Brexit: Scottish judges delay decision to issue order forcing Boris Johnson as for extension

9 October 2019, 18:41

By Sylvia De Luca

Judges at the Court of Session in Scotland have delayed a decision on whether they will sign a letter to the EU asking for a Brexit delay if Boris Johnson refuses to do so.

The Benn Act, which was passed by MPs last month, requires the prime minister to request an extension if no deal is reached by 19 October.

Campaigners lodged an appeal at the Court after legal action aimed at forcing Mr Johnson to request an extension was dismissed.

They asked the Court to use the unique power of "nobile officium" which would allow an official to send a letter on behalf of Mr Johnson if he refuses.

However three senior judges said they would not make a ruling until October 21, giving time for the political debate to "play out".

The judges said that at this stage there is no basis on which they could grant either of the campaigners' requests and that ordinarily they would have been refused.

Lord Carloway, Lord President of the Court of Session, said: "Until the time for sending the letter arrives the Prime Minister has not acted unlawfully.

"If October 19 comes and goes without the act having been satisfied the petitioners would be entitled to return to court asking for the Prime Minister to have to comply with the act.

"The situation remains fluid.
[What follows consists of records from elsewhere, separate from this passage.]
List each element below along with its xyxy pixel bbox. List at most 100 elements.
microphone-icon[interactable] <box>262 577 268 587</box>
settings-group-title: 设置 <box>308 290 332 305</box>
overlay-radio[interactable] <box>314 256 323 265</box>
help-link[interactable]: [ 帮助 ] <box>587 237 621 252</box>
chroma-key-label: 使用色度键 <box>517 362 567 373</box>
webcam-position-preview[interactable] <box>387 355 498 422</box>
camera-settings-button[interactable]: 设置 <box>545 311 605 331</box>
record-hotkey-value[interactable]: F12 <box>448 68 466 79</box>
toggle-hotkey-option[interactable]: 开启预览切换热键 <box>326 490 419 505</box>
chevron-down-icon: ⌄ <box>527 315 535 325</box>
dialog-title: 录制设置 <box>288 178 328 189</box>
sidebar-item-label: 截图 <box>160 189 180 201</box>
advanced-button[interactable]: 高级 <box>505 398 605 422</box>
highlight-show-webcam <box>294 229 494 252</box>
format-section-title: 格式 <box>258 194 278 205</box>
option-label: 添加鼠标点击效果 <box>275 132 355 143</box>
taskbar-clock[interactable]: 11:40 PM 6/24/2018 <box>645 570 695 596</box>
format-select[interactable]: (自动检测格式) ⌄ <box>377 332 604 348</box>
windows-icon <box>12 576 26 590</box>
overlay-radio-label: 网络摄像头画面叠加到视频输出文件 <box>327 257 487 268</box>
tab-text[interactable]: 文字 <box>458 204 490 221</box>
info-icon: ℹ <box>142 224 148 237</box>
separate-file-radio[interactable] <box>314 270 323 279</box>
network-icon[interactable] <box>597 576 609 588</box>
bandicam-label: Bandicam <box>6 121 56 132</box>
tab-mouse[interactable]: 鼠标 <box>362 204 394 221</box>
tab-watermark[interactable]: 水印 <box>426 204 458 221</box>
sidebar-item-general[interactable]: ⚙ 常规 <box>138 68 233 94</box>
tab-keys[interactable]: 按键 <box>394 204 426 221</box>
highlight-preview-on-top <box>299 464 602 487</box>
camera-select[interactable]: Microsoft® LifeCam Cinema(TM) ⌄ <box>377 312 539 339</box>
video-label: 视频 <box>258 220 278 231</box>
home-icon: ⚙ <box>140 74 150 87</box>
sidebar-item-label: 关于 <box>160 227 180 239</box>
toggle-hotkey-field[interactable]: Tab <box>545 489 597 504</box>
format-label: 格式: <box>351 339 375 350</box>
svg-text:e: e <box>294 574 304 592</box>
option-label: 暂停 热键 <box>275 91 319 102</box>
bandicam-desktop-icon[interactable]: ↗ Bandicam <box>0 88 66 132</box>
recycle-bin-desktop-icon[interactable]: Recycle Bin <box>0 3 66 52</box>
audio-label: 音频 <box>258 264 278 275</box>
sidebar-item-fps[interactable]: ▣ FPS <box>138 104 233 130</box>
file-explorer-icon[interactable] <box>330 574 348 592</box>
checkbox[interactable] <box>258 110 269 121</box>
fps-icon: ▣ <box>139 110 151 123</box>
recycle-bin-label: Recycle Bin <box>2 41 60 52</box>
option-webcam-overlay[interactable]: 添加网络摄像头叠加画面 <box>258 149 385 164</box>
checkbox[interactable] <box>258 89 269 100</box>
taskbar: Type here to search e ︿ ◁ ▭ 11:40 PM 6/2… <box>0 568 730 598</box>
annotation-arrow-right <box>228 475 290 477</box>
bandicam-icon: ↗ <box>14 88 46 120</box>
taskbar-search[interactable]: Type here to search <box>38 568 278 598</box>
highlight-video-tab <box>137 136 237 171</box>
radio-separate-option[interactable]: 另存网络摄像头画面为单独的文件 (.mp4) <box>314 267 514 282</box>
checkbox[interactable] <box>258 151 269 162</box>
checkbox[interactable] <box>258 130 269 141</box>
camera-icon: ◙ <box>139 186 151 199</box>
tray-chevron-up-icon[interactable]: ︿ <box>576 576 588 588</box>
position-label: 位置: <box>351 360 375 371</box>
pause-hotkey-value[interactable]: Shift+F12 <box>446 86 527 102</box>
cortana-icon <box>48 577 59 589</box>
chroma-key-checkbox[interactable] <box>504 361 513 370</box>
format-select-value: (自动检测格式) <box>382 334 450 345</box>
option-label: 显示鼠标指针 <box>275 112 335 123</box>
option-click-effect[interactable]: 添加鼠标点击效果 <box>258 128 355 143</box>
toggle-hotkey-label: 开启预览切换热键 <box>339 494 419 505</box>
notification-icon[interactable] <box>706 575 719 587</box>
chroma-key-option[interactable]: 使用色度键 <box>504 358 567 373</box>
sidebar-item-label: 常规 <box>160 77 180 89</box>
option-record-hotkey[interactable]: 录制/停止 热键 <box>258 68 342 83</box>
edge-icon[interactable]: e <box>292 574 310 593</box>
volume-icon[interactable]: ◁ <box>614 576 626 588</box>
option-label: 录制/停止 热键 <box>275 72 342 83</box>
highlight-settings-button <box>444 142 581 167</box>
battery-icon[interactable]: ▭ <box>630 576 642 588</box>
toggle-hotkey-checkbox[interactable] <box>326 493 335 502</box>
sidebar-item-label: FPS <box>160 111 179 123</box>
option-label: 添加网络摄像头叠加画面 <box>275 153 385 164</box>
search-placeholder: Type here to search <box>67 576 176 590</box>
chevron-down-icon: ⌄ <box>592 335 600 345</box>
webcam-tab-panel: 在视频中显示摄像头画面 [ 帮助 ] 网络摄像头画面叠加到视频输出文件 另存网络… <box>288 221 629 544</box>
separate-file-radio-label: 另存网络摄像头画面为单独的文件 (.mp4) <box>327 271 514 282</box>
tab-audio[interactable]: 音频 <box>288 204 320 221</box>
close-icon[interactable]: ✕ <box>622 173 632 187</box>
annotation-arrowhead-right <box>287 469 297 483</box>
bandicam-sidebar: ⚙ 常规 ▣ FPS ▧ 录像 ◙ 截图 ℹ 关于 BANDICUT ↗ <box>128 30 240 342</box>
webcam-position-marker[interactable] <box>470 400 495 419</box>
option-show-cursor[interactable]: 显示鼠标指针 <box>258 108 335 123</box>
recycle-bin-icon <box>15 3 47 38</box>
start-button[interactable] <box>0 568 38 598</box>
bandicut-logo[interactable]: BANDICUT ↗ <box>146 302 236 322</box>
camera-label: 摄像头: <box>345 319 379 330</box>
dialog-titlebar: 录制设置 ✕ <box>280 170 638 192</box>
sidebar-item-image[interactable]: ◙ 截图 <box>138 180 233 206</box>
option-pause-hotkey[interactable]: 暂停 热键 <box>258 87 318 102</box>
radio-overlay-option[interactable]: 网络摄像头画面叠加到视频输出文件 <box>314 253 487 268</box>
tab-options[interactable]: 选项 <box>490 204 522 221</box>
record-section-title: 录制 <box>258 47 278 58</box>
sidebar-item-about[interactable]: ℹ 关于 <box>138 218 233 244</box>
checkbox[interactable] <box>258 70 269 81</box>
What is known is that over the next two weeks circumstances will change."

Solicitor Elaine Motion speaks to the media after a Brexit court hearing at the Court of Session in Edinburgh.
Solicitor Elaine Motion speaks to the media after a Brexit court hearing at the Court of Session in Edinburgh. Picture: PA

Solicitor Elaine Motion told Global's Newsroom she hoped there would be compliance from the prime minister.

Ms Motion said she hoped she would not be back in court on the 21st October, but added, "if we have to, we will be."

"We don't want to [return to court], we hope that politics takes its course naturally," Ms Motion said.

"It's in the prime minister's hands to comply with the Benn Act and prevent us having to come back again."

She added that if he doesn't comply, there will be "all sorts of other sanctions".

Ms Motion said: "The reality is the act is clear, his obligations are clear and he has said he will comply with it and not seek to frustrate it."